С тех пор как ранние контакты Вальтера Беньямина с сюрреализмом открыли ему старомодное как источник революционной энергии и способ отделить время истории от идеи прогресса, это присутствие старомодного стало все более приобретать центральное место в его размышлениях об истории. Но, формируя собственное отношение к старомодному вслед за сюрреалистами, Беньямин мыслил его как категорию предметов, над которыми более не властна логика товара; выпав из логики капитализма, эти предметы становятся мощными символами, которые дают возможность представить себе пространство «за пределами» товарного общества, за пределами обмена[217]
.Сюрреализм «вышел за пределы» и сросся со старомодными вещами, создав привилегированную фигуру «революционной энергии». Как утверждается, ностальгия Беньямина по старомодному — не «отрезанное от производства потребление», в котором обвиняются нынешние соперники, но умозрительная гипотеза, что человеческое желание нашло способ уберечь себя («воображение») от экономики (и устаревания).

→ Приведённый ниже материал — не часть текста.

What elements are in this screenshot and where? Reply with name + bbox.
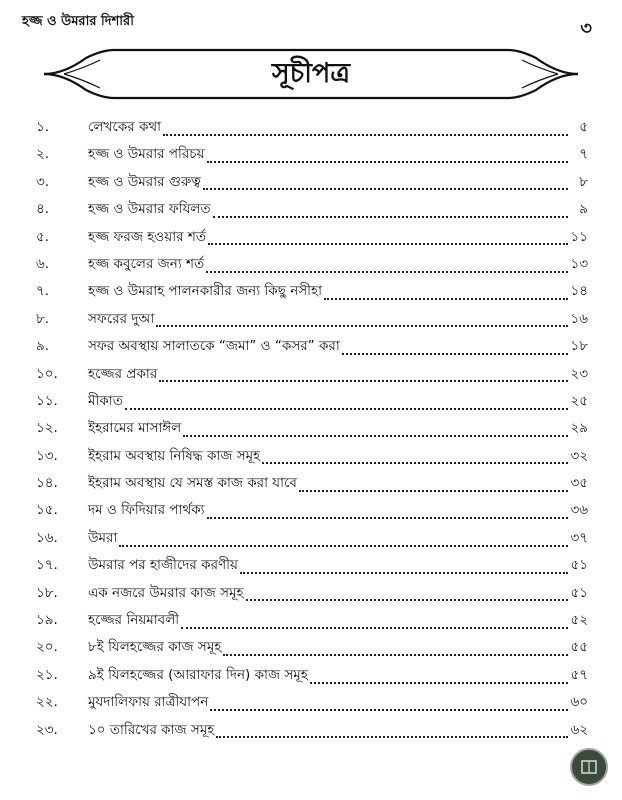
toc-entry-title: মুযদালিফায় রাত্রীযাপন (88, 694, 209, 711)
toc-entry-page: ৫ (579, 119, 588, 135)
toc-entry (36, 554, 588, 581)
toc-entry (36, 171, 588, 198)
toc-dot-leader (324, 298, 568, 300)
toc-entry-page: ৩৭ (570, 529, 588, 546)
toc-entry-title: ৯ই যিলহজ্জের (আরাফার দিন) কাজ সমূহ (88, 666, 308, 683)
toc-entry (36, 390, 588, 417)
toc-entry-title: হজ্জ ও উমরার পরিচয় (88, 146, 205, 163)
toc-entry-page: ২৫ (570, 392, 588, 409)
toc-entry (36, 417, 588, 444)
toc-entry-number: ২৩. (36, 721, 58, 738)
toc-entry-page: ৩৫ (570, 475, 588, 492)
toc-entry-title: উমরা (88, 529, 118, 546)
toc-entry-title: লেখকের কথা (88, 119, 162, 135)
toc-entry-page: ৫৫ (570, 639, 588, 656)
toc-entry-page: ২৩ (570, 365, 588, 382)
toc-entry-number: ১৮. (36, 584, 58, 601)
toc-dot-leader (163, 134, 568, 136)
toc-entry (36, 335, 588, 362)
toc-entry (36, 664, 588, 691)
toc-entry-number: ২১. (36, 666, 58, 683)
toc-entry-title: দম ও ফিদিয়ার পার্থক্য (88, 502, 205, 519)
toc-entry-number: ৯. (36, 338, 50, 355)
toc-entry-title: মীকাত (88, 392, 123, 409)
toc-entry-page: ১৬ (570, 310, 588, 327)
toc-entry-page: ৬০ (570, 694, 588, 711)
toc-entry-number: ৪. (36, 201, 50, 218)
toc-dot-leader (246, 599, 568, 601)
toc-dot-leader (208, 243, 568, 245)
running-head: হজ্জ ও উমরার দিশারী (22, 14, 134, 29)
toc-dot-leader (262, 462, 568, 464)
toc-dot-leader (183, 435, 568, 437)
toc-entry-page: ৫১ (570, 557, 588, 574)
toc-entry-title: ৮ই যিলহজ্জের কাজ সমূহ (88, 639, 222, 656)
toc-entry (36, 226, 588, 253)
toc-entry-title: হজ্জ ও উমরার ফযিলত (88, 201, 211, 218)
page-title: সূচীপত্র (271, 58, 351, 89)
toc-dot-leader (207, 517, 568, 519)
toc-entry (36, 499, 588, 526)
toc-dot-leader (207, 161, 568, 163)
toc-entry-page: ৫২ (570, 612, 588, 629)
toc-entry-title: ইহরাম অবস্থায় যে সমস্ত কাজ করা যাবে (88, 475, 297, 492)
toc-dot-leader (310, 682, 568, 684)
book-icon (579, 757, 599, 777)
toc-dot-leader (156, 325, 568, 327)
toc-dot-leader (125, 408, 568, 410)
toc-entry-title: ইহরামের মাসাঈল (88, 420, 182, 437)
toc-entry-page: ১৩ (570, 255, 588, 272)
toc-entry-number: ১২. (36, 420, 58, 437)
toc-dot-leader (223, 654, 568, 656)
toc-entry (36, 527, 588, 554)
toc-entry-number: ৭. (36, 283, 50, 300)
toc-entry-title: উমরার পর হাজীদের করণীয় (88, 557, 238, 574)
toc-dot-leader (206, 271, 568, 273)
toc-entry (36, 582, 588, 609)
toc-dot-leader (210, 709, 568, 711)
toc-entry (36, 609, 588, 636)
toc-entry-page: ৫১ (570, 584, 588, 601)
toc-entry (36, 308, 588, 335)
toc-entry-title: হজ্জ ও উমরাহ পালনকারীর জন্য কিছু নসীহা (88, 283, 323, 300)
publisher-logo (570, 748, 608, 786)
toc-entry-title: ইহরাম অবস্থায় নিষিদ্ধ কাজ সমূহ (88, 447, 261, 464)
toc-entry-number: ১৪. (36, 475, 58, 492)
toc-dot-leader (342, 353, 568, 355)
toc-entry-page: ৫৭ (570, 666, 588, 683)
toc-entry (36, 636, 588, 663)
toc-entry-number: ১৩. (36, 447, 58, 464)
toc-entry-number: ১৭. (36, 557, 58, 574)
toc-entry-title: হজ্জের প্রকার (88, 365, 158, 382)
toc-entry-number: ১০. (36, 365, 58, 382)
toc-dot-leader (216, 736, 568, 738)
toc-entry-title: হজ্জ ফরজ হওয়ার শর্ত (88, 228, 206, 245)
toc-entry-title: সফর অবস্থায় সালাতকে “জমা” ও “কসর” করা (88, 338, 340, 355)
toc-entry (36, 198, 588, 225)
toc-dot-leader (181, 627, 568, 629)
toc-dot-leader (213, 216, 568, 218)
toc-entry-title: হজ্জ কবুলের জন্য শর্ত (88, 255, 205, 272)
toc-entry-number: ১৬. (36, 529, 58, 546)
toc-entry-page: ৮ (579, 173, 588, 190)
toc-entry-page: ১৪ (570, 283, 588, 300)
toc-entry-number: ৮. (36, 310, 50, 327)
toc-entry (36, 116, 588, 143)
toc-entry (36, 472, 588, 499)
toc-entry-page: ১৮ (570, 338, 588, 355)
toc-entry-page: ২৯ (570, 420, 588, 437)
toc-entry-title: হজ্জ ও উমরার গুরুত্ব (88, 173, 201, 190)
toc-entry-number: ৩. (36, 173, 50, 190)
toc-dot-leader (119, 545, 568, 547)
toc-entry-title: ১০ তারিখের কাজ সমূহ (88, 721, 215, 738)
toc-entry (36, 253, 588, 280)
toc-entry (36, 691, 588, 718)
toc-dot-leader (240, 572, 568, 574)
title-banner (44, 44, 578, 104)
toc-entry-number: ৫. (36, 228, 50, 245)
toc-entry-number: ১৫. (36, 502, 58, 519)
toc-entry (36, 363, 588, 390)
toc-entry-number: ১১. (36, 392, 58, 409)
toc-entry-number: ২২. (36, 694, 58, 711)
toc-entry-number: ৬. (36, 255, 50, 272)
toc-entry (36, 719, 588, 746)
toc-entry-page: ৩৬ (570, 502, 588, 519)
toc-entry-page: ১১ (570, 228, 588, 245)
table-of-contents (36, 116, 588, 746)
toc-entry-number: ২. (36, 146, 50, 163)
toc-entry-page: ৭ (579, 146, 588, 163)
toc-entry-title: হজ্জের নিয়মাবলী (88, 612, 180, 629)
toc-dot-leader (299, 490, 568, 492)
toc-dot-leader (203, 188, 568, 190)
toc-entry-title: এক নজরে উমরার কাজ সমূহ (88, 584, 244, 601)
toc-entry-number: ১৯. (36, 612, 58, 629)
toc-entry-page: ৬২ (570, 721, 588, 738)
toc-entry-page: ৯ (579, 201, 588, 218)
toc-entry-number: ১. (36, 119, 50, 135)
toc-dot-leader (159, 380, 568, 382)
toc-entry-number: ২০. (36, 639, 58, 656)
toc-entry (36, 280, 588, 307)
toc-entry-title: সফরের দুআ (88, 310, 155, 327)
toc-entry-page: ৩২ (570, 447, 588, 464)
toc-entry (36, 143, 588, 170)
page-number: ৩ (580, 18, 592, 39)
toc-entry (36, 445, 588, 472)
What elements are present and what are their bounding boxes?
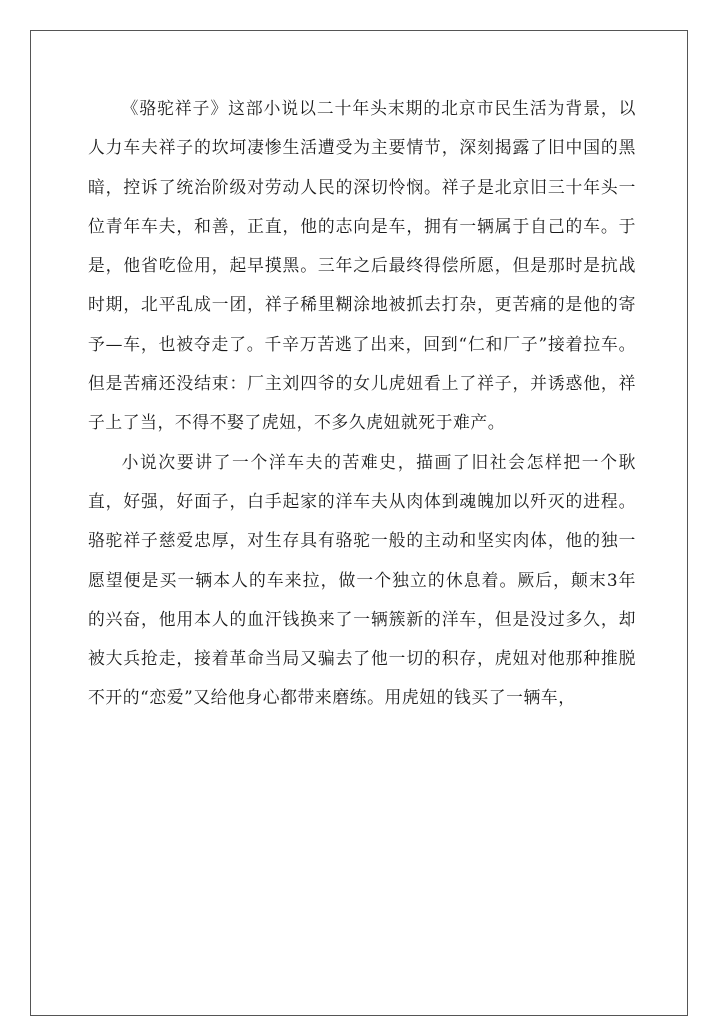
document-body [88,89,636,718]
paragraph-2: 小说次要讲了一个洋车夫的苦难史，描画了旧社会怎样把一个耿直，好强，好面子，白手起家的洋车夫从肉体到魂魄加以歼灭的进程。骆驼祥子慈爱忠厚，对生存具有骆驼一般的主动和坚实肉体，他的独一愿望便是买一辆本人的车来拉，做一个独立的休息着。厥后，颠末3年的兴奋，他用本人的血汗钱换来了一辆簇新的洋车，但是没过多久，却被大兵抢走，接着革命当局又骗去了他一切的积存，虎妞对他那种推脱不开的“恋爱”又给他身心都带来磨练。用虎妞的钱买了一辆车， [88,451,636,708]
paragraph-1: 《骆驼祥子》这部小说以二十年头末期的北京市民生活为背景，以人力车夫祥子的坎坷凄惨生活遭受为主要情节，深刻揭露了旧中国的黑暗，控诉了统治阶级对劳动人民的深切怜悯。祥子是北京旧三十年头一位青年车夫，和善，正直，他的志向是车，拥有一辆属于自己的车。于是，他省吃俭用，起早摸黑。三年之后最终得偿所愿，但是那时是抗战时期，北平乱成一团，祥子稀里糊涂地被抓去打杂，更苦痛的是他的寄予—车，也被夺走了。千辛万苦逃了出来，回到“仁和厂子”接着拉车。但是苦痛还没结束：厂主刘四爷的女儿虎妞看上了祥子，并诱惑他，祥子上了当，不得不娶了虎妞，不多久虎妞就死于难产。 [88,98,636,433]
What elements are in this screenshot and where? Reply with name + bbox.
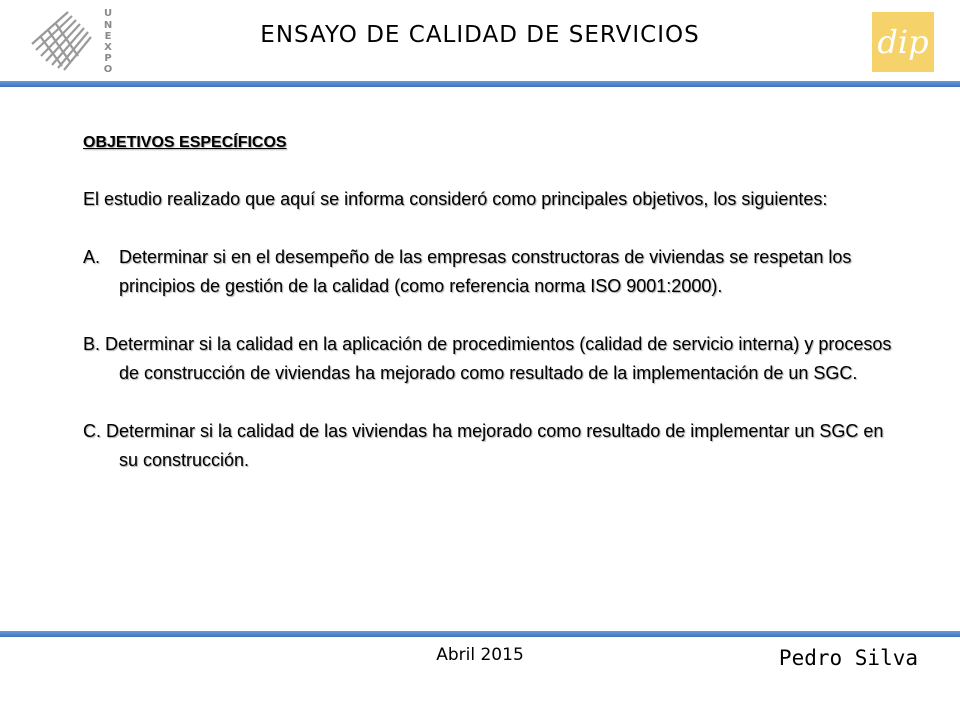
objective-text: Determinar si en el desempeño de las empresas constructoras de viviendas se respetan los principios de gestión de la calidad (como referencia norma ISO 9001:2000).: [119, 247, 852, 296]
footer-date: Abril 2015: [436, 645, 524, 665]
logo-letter: P: [104, 53, 112, 64]
intro-paragraph: El estudio realizado que aquí se informa consideró como principales objetivos, los siguientes:: [83, 189, 828, 209]
section-heading: OBJETIVOS ESPECÍFICOS: [83, 134, 287, 151]
dip-logo: [872, 12, 934, 72]
list-marker: A.: [83, 247, 101, 267]
objective-item-c: C. Determinar si la calidad de las viviendas ha mejorado como resultado de implementar un SGC en su construcción.: [83, 421, 884, 470]
footer-author: Pedro Silva: [778, 646, 918, 670]
logo-letter: X: [104, 42, 112, 53]
objective-item-b: B. Determinar si la calidad en la aplicación de procedimientos (calidad de servicio interna) y procesos de construcción de viviendas ha mejorado como resultado de la implementación de un SGC.: [83, 334, 892, 383]
objective-item-a: [83, 243, 903, 301]
footer-divider: [0, 631, 960, 637]
page-title: ENSAYO DE CALIDAD DE SERVICIOS: [260, 22, 700, 48]
dip-logo-text: dip: [877, 23, 929, 61]
logo-letter: U: [103, 8, 113, 19]
header-divider: [0, 81, 960, 87]
logo-letter: E: [104, 31, 112, 42]
slide-body: [83, 128, 903, 504]
logo-letter: O: [103, 64, 113, 74]
logo-letter: N: [103, 20, 113, 31]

В трясине ложной истории и консьюмеризма собственно сюрреалистическим оказывается что-то вроде «прогрессивного желания». Однако Краусс не принимает во внимание, что многие сюрреалисты объявляли себя «революционерами», стремясь максимально усилить «культурную неудобоваримость» собственных произведений, а отнюдь не для истолкования собственной «исторической» функции[218]
. Не принимается в расчет и то, что подобная «революционная энергия» может быть связана и с «внезапной мощью систематических параноидальных ассоциаций» (Дали, «Покорение иррационального»), и со многим другим.Для заключительного и окончательного «опровержения» культурных исследований автор ссылается на Меган Моррис: «…перед тем, как окончательно отнести [экономику] к области дежа-вю, стоит задуматься о том, что в XX веке, после века романтизма, модернизма, авангарда и психоанализа, экономика может оказаться куда загадочней сексуальности»[219]
. Итак,Беньямин не может быть превзойден — какое жестокое и обескураживающее суждение.